Thu, Jun 22, 2017 - Page 6 News List

Famous Tsukiji fish market is to be remade, not destroyed, governor says


Fishmongers check bluefin tuna prior to auction at the Tsukiji fish market in Tokyo on Jan. 5.

Photo: AFP

Tokyo’s huge and hugely popular Tsukiji fish market will not be destroyed, but is to be closed for up to five years while it is modernized and turned into a “food theme park,” Tokyo Governor Yuriko Koike said on Tuesday.

The market is to move to a state-of-the-art ¥600 billion (US$6 billion) facility in Toyosu on the eastern outskirts of Tokyo while Tsukiji is rebuilt.

After that, Tokyo will have two wholesale fish markets, Koike said.

The governor had halted the planned move to Toyosu in August last year, just months before the new market’s scheduled opening, after food safety concerns were raised. Toxins have been found in soil and groundwater at Toyosu, which was previously the site of a gas plant.

The initial plan was to sell the bayside Tsukiji property after the move, possibly for a shopping mall or casino.

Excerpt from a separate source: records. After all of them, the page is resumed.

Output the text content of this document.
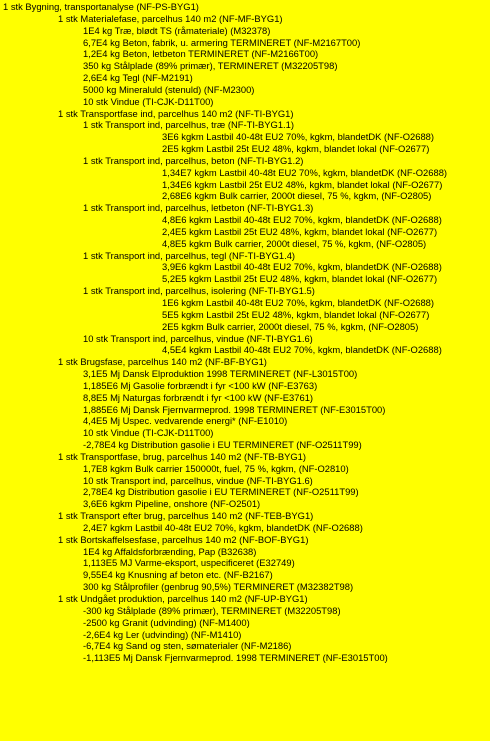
1 stk Bygning, transportanalyse (NF-PS-BYG1)
1 stk Materialefase, parcelhus 140 m2 (NF-MF-BYG1)
1E4 kg Træ, blødt TS (råmateriale) (M32378)
6,7E4 kg Beton, fabrik, u. armering TERMINERET (NF-M2167T00)
1,2E4 kg Beton, letbeton TERMINERET (NF-M2166T00)
350 kg Stålplade (89% primær), TERMINERET (M32205T98)
2,6E4 kg Tegl (NF-M2191)
5000 kg Mineraluld (stenuld) (NF-M2300)
10 stk Vindue (TI-CJK-D11T00)
1 stk Transportfase ind, parcelhus 140 m2 (NF-TI-BYG1)
1 stk Transport ind, parcelhus, træ (NF-TI-BYG1.1)
3E6 kgkm Lastbil 40-48t EU2 70%, kgkm, blandetDK (NF-O2688)
2E5 kgkm Lastbil 25t EU2 48%, kgkm, blandet lokal (NF-O2677)
1 stk Transport ind, parcelhus, beton (NF-TI-BYG1.2)
1,34E7 kgkm Lastbil 40-48t EU2 70%, kgkm, blandetDK (NF-O2688)
1,34E6 kgkm Lastbil 25t EU2 48%, kgkm, blandet lokal (NF-O2677)
2,68E6 kgkm Bulk carrier, 2000t diesel, 75 %, kgkm, (NF-O2805)
1 stk Transport ind, parcelhus, letbeton (NF-TI-BYG1.3)
4,8E6 kgkm Lastbil 40-48t EU2 70%, kgkm, blandetDK (NF-O2688)
2,4E5 kgkm Lastbil 25t EU2 48%, kgkm, blandet lokal (NF-O2677)
4,8E5 kgkm Bulk carrier, 2000t diesel, 75 %, kgkm, (NF-O2805)
1 stk Transport ind, parcelhus, tegl (NF-TI-BYG1.4)
3,9E6 kgkm Lastbil 40-48t EU2 70%, kgkm, blandetDK (NF-O2688)
5,2E5 kgkm Lastbil 25t EU2 48%, kgkm, blandet lokal (NF-O2677)
1 stk Transport ind, parcelhus, isolering (NF-TI-BYG1.5)
1E6 kgkm Lastbil 40-48t EU2 70%, kgkm, blandetDK (NF-O2688)
5E5 kgkm Lastbil 25t EU2 48%, kgkm, blandet lokal (NF-O2677)
2E5 kgkm Bulk carrier, 2000t diesel, 75 %, kgkm, (NF-O2805)
10 stk Transport ind, parcelhus, vindue (NF-TI-BYG1.6)
4,5E4 kgkm Lastbil 40-48t EU2 70%, kgkm, blandetDK (NF-O2688)
1 stk Brugsfase, parcelhus 140 m2 (NF-BF-BYG1)
3,1E5 Mj Dansk Elproduktion 1998 TERMINERET (NF-L3015T00)
1,185E6 Mj Gasolie forbrændt i fyr <100 kW (NF-E3763)
8,8E5 Mj Naturgas forbrændt i fyr <100 kW (NF-E3761)
1,885E6 Mj Dansk Fjernvarmeprod. 1998 TERMINERET (NF-E3015T00)
4,4E5 Mj Uspec. vedvarende energi* (NF-E1010)
10 stk Vindue (TI-CJK-D11T00)
-2,78E4 kg Distribution gasolie i EU TERMINERET (NF-O2511T99)
1 stk Transportfase, brug, parcelhus 140 m2 (NF-TB-BYG1)
1,7E8 kgkm Bulk carrier 150000t, fuel, 75 %, kgkm, (NF-O2810)
10 stk Transport ind, parcelhus, vindue (NF-TI-BYG1.6)
2,78E4 kg Distribution gasolie i EU TERMINERET (NF-O2511T99)
3,6E6 kgkm Pipeline, onshore (NF-O2501)
1 stk Transport efter brug, parcelhus 140 m2 (NF-TEB-BYG1)
2,4E7 kgkm Lastbil 40-48t EU2 70%, kgkm, blandetDK (NF-O2688)
1 stk Bortskaffelsesfase, parcelhus 140 m2 (NF-BOF-BYG1)
1E4 kg Affaldsforbrænding, Pap (B32638)
1,113E5 MJ Varme-eksport, uspecificeret (E32749)
9,55E4 kg Knusning af beton etc. (NF-B2167)
300 kg Stålprofiler (genbrug 90,5%) TERMINERET (M32382T98)
1 stk Undgået produktion, parcelhus 140 m2 (NF-UP-BYG1)
-300 kg Stålplade (89% primær), TERMINERET (M32205T98)
-2500 kg Granit (udvinding) (NF-M1400)
-2,6E4 kg Ler (udvinding) (NF-M1410)
-6,7E4 kg Sand og sten, sømaterialer (NF-M2186)
-1,113E5 Mj Dansk Fjernvarmeprod. 1998 TERMINERET (NF-E3015T00)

However, Koike said she is opposed to such a one-time cash gain for the capital.

Tsukiji is a valuable brand and landmark, she said at a news conference.

“Our country has always valued tradition,” Koike said.

Koike declined to give an exact timeline, saying she was just announcing a basic plan that still requires approval by the city legislature.

Toyosu would also need to be cleaned to ensure its water systems and soil meet safety standards. The city faces a challenge in calming public fears about the toxins at Toyosu, which have drawn widespread media coverage.

The massive new complex, loaded with huge refrigeration units, would be expensive to maintain.

Meanwhile, Tsukiji, famous the world over for its tuna auctions and quaint sushi joints, has hobbled along and is still busy with tourists.

Koike said she wants to turn Tsukiji into a “food theme park,” rebuilding its antiquated buildings and adding the latest earthquake-resistant technology.

She believes Toyosu’s high-tech distribution systems and its proximity to airports would help make it a bustling market that can coexist with Tsukiji.

Some are skeptical.

Hiroyuki Doko, proprietor of Doko Shoten, a wholesale seafood store in Tsukiji, questioned whether businesses would be able to make the same profit in Koike’s theme-park plan.